Although few crimes can elicit as much sympathy as stealing money from a faceless source (such as the government) -- especially when the benefactors will be three overworked and underpaid women -- the movie falls short of generating that emotion. Perhaps that is because of the focus on Keaton's character. Considering the home where Bridget lives could easily be traded for a nice condo and a better education, it's difficult to feel for her plight. And it's even harder as you watch the woman add more feathers to her already plush nest by talking single mom Nina into putting her job on the line.

Along with the glamorization of illegal behavior, parents will find moderate amounts of mild profanities and infrequent scatological expletives. A security guard who utters constant verbal innuendo and uses his metal detecting wand on women in a way that should have him out the door faster than a bank robber contributes to the movie's sexual content, as do discussions convincing a single woman to have sex with a man in order to get his help. We also see images of women stuffing money in their underwear, a close-up of a hand putting a bill into a sting bikini bottom, and a male mooning.

The film's script liberally foreshadows the outcome of their decisions.

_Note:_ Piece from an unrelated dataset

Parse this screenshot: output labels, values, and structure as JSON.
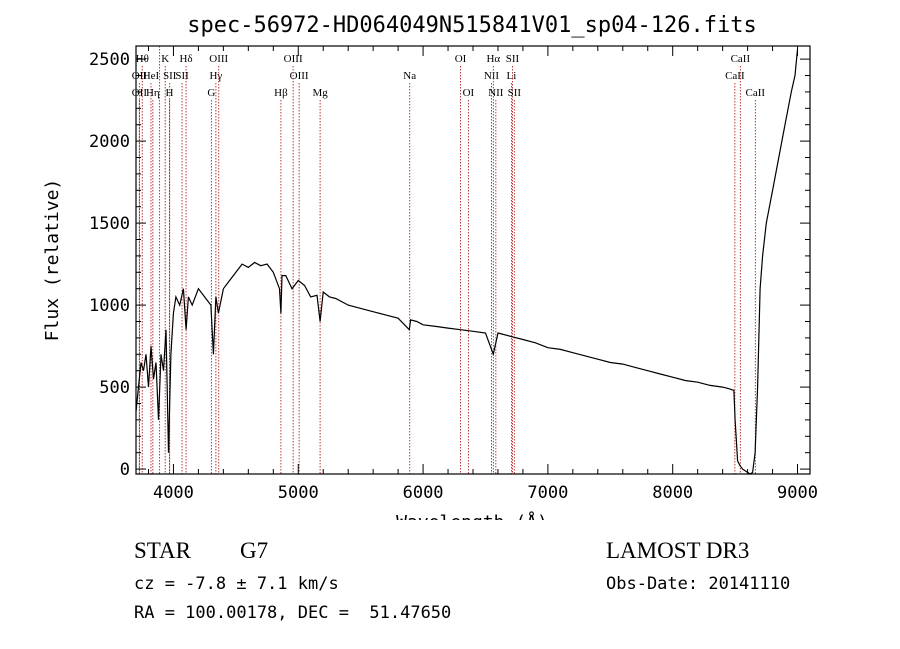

Aside from the included snippet of the end before the beginning, we see characters being interviewed by police throughout the movie. Their confessions act as the storyteller that narrates us through the heist. While there are enough unanswered questions to maintain our curiosity, by the time everything is added up, this lackluster comedy is poor on entertainment value -- not to mention being ethically bankrupt.

Starring Diane Keaton, Queen Latifah, Katie Holmes,. Running time: 104 minutes. Theatrical release January 17, 2008. Updated

Get details on profanity, sex and violence in Mad Money here.

Mad Money Parents Guide

Bank robbers are often portrayed in movies as sympathetic characters. Why do you think audiences are more likely to forgive crimes involving stealing money as opposed to other illegal activities? Does this same sentiment extend into reality?